|Padrón et al argue that in a multiple regression of the drivers of cumulative NBP, the explanatory variable related to CO2 should be based on the sensitivity of GPP to CO2 and not NBP as follows (Ln 162 – 168): “These simulations limit confounding effects from changes in temperature and soil moisture as they only account for the biogeochemical effects of rising CO2. However, when computing the change in NBP in these simulations, it is important to note that model differences can also arise from differences in RA, RH and DIS that are highly dependent on how these fluxes are influenced by temperature and soil moisture in each model. Therefore, we decide to use the sensitivity of GPP (instead of NBP) to CO2 as a driver of intermodel uncertainty in land carbon sink projections to better disentangle the influence of CO2 from that of temperature and soil moisture, even though the indirect effects of CO2 on RA, RH and DIS are ignored in this case.” |
I don’t agree with this line of reasoning. In the 1pctCO2-bgc simulations there is no radiative coupling to increasing CO2 so there is no radiatively-driven trend in climate in these simulations. Thus the trend in NBP with CO2 should not be affected by trends in T and SM as there are no trends in T and SM unless affected through the physiological action of CO2 on stomatal conductance. I assume the authors are arguing that differences in model baseline T and SM may influence NBP in the 1pctCO2-bgc, which I guess they do, but also assume their influence on the response of NBP to CO2 is small. And baseline differences in model T and SM are accounted for in the cumulative NBP multiple regression already.
My original point stands that the various drivers of inter-model spread in cumulative NBP are not compared on an equal footing. While sT and sSM are NBP sensitivities, sCO2 is a GPP sensitivity. This is illustrated by the analysis in the supplement of sCO2 is calculated using NBP instead of GPP (compare Figure S17 a and b respectively). In almost all cases the multiple regression prediction of cumulative NBP is closer to the ESM cumulative NBP when sCO2 is calculated using NBP rather than GPP (Figure S17). In some cases the change is small (but never worse), while in some cases the improvement is substantial – e.g. the white and blue points in S17a are closer than in S17b for ACCESS, IPSL, CanESM, CNRM.
This is an important point because for almost all models, using NBP to calculate sCO2 also increases the proportion of cumulative NBP that is attributable to sCO2, i.e. their CO2 sensitivity (in addition to improving the multiple-regression model fit). It’s not clear by how much from the presentation of the results but it seems like differences in model CO2 sensitivities are of similar magnitude as T and SM sensitivities at explaining inter-model spread in cumulative NBP.
The CO2 sensitivity needs to be calculated with NBP as the response variable, not GPP. This will require a major revision of some of the text and figures.
Ln 16-23: “Results indicate a primary role of the response of NBP to interannual temperature and soil moisture variability, followed by the sensitivity of photosynthesis to CO2, and lastly by the average climate conditions, which also show sizeable contributions. We find that the sensitivities of NBP to temperature and soil moisture, particularly in the tropics, dominantly explain the deviations from the ensemble mean of the two models with the lowest carbon sink (ACCESS-ESM1-5 and UKESM1-0-LL) and of the two models with the highest sink (CESM2 and NorESM2-LM).

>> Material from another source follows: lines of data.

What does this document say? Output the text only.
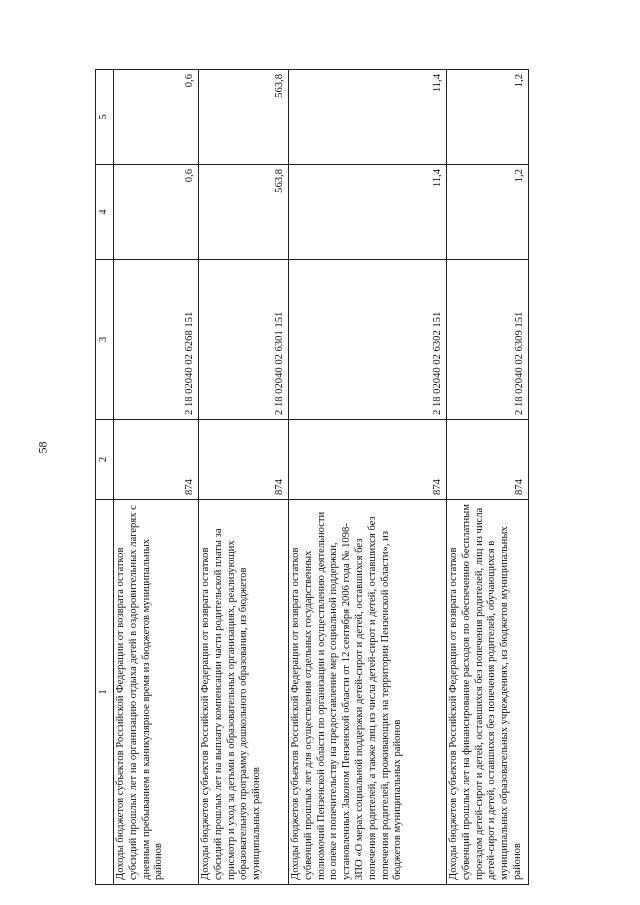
58
1	2	3	4	5
Доходы бюджетов субъектов Российской Федерации от возврата остатков субсидий прошлых лет на организацию отдыха детей в оздоровительных лагерях с дневным пребыванием в каникулярное время из бюджетов муниципальных районов	874	2 18 02040 02 6268 151	0,6	0,6
Доходы бюджетов субъектов Российской Федерации от возврата остатков субсидий прошлых лет на выплату компенсации части родительской платы за присмотр и уход за детьми в образовательных организациях, реализующих образовательную программу дошкольного образования, из бюджетов муниципальных районов	874	2 18 02040 02 6301 151	563,8	563,8
Доходы бюджетов субъектов Российской Федерации от возврата остатков субвенций прошлых лет для осуществления отдельных государственных полномочий Пензенской области по организации и осуществлению деятельности по опеке и попечительству на предоставление мер социальной поддержки, установленных Законом Пензенской области от 12 сентября 2006 года № 1098-ЗПО «О мерах социальной поддержки детей-сирот и детей, оставшихся без попечения родителей, а также лиц из числа детей-сирот и детей, оставшихся без попечения родителей, проживающих на территории Пензенской области», из бюджетов муниципальных районов	874	2 18 02040 02 6302 151	11,4	11,4
Доходы бюджетов субъектов Российской Федерации от возврата остатков субвенций прошлых лет на финансирование расходов по обеспечению бесплатным проездом детей-сирот и детей, оставшихся без попечения родителей, лиц из числа детей-сирот и детей, оставшихся без попечения родителей, обучающихся в муниципальных образовательных учреждениях, из бюджетов муниципальных районов	874	2 18 02040 02 6309 151	1,2	1,2
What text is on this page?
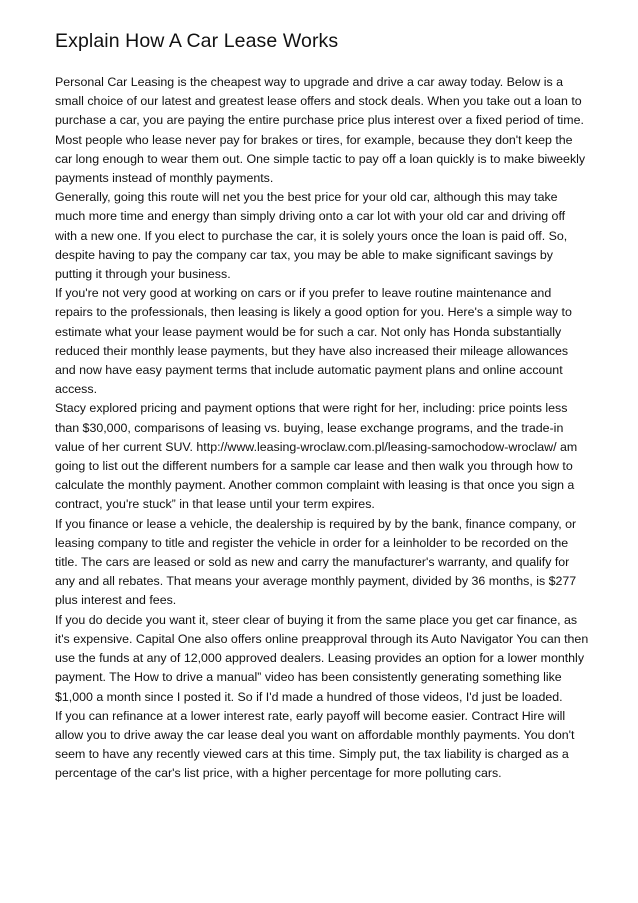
Explain How A Car Lease Works

Personal Car Leasing is the cheapest way to upgrade and drive a car away today. Below is a small choice of our latest and greatest lease offers and stock deals. When you take out a loan to purchase a car, you are paying the entire purchase price plus interest over a fixed period of time. Most people who lease never pay for brakes or tires, for example, because they don't keep the car long enough to wear them out. One simple tactic to pay off a loan quickly is to make biweekly payments instead of monthly payments.

Generally, going this route will net you the best price for your old car, although this may take much more time and energy than simply driving onto a car lot with your old car and driving off with a new one. If you elect to purchase the car, it is solely yours once the loan is paid off. So, despite having to pay the company car tax, you may be able to make significant savings by putting it through your business.

If you're not very good at working on cars or if you prefer to leave routine maintenance and repairs to the professionals, then leasing is likely a good option for you. Here's a simple way to estimate what your lease payment would be for such a car. Not only has Honda substantially reduced their monthly lease payments, but they have also increased their mileage allowances and now have easy payment terms that include automatic payment plans and online account access.

Stacy explored pricing and payment options that were right for her, including: price points less than $30,000, comparisons of leasing vs. buying, lease exchange programs, and the trade-in value of her current SUV. http://www.leasing-wroclaw.com.pl/leasing-samochodow-wroclaw/ am going to list out the different numbers for a sample car lease and then walk you through how to calculate the monthly payment. Another common complaint with leasing is that once you sign a contract, you're stuck” in that lease until your term expires.

If you finance or lease a vehicle, the dealership is required by by the bank, finance company, or leasing company to title and register the vehicle in order for a leinholder to be recorded on the title. The cars are leased or sold as new and carry the manufacturer's warranty, and qualify for any and all rebates. That means your average monthly payment, divided by 36 months, is $277 plus interest and fees.

If you do decide you want it, steer clear of buying it from the same place you get car finance, as it's expensive. Capital One also offers online preapproval through its Auto Navigator You can then use the funds at any of 12,000 approved dealers. Leasing provides an option for a lower monthly payment. The How to drive a manual” video has been consistently generating something like $1,000 a month since I posted it. So if I'd made a hundred of those videos, I'd just be loaded.

If you can refinance at a lower interest rate, early payoff will become easier. Contract Hire will allow you to drive away the car lease deal you want on affordable monthly payments. You don't seem to have any recently viewed cars at this time. Simply put, the tax liability is charged as a percentage of the car's list price, with a higher percentage for more polluting cars.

Overall, this study provides insights on why each Earth system model projects either a low or high land carbon sink globally and across regions relative to the ensemble mean, which can focalize efforts to identify the representation of processes leading to intermodel uncertainty.”
Three of these highest and lowest models have a significant shortfall in prediction, possibly due to interactions or drivers missing from the regression.
These results and conclusions presented in the abstract need to be a lot more quantitative. E.g. Why not quantify the contribution of each driver to inter-model spread rather than use language like “which also show sizeable contributions.”
Before I can recommend this for publication, sCO2 should be calculated with NBP not GPP as the response variable and used in the multiple regression and other areas of the manuscript.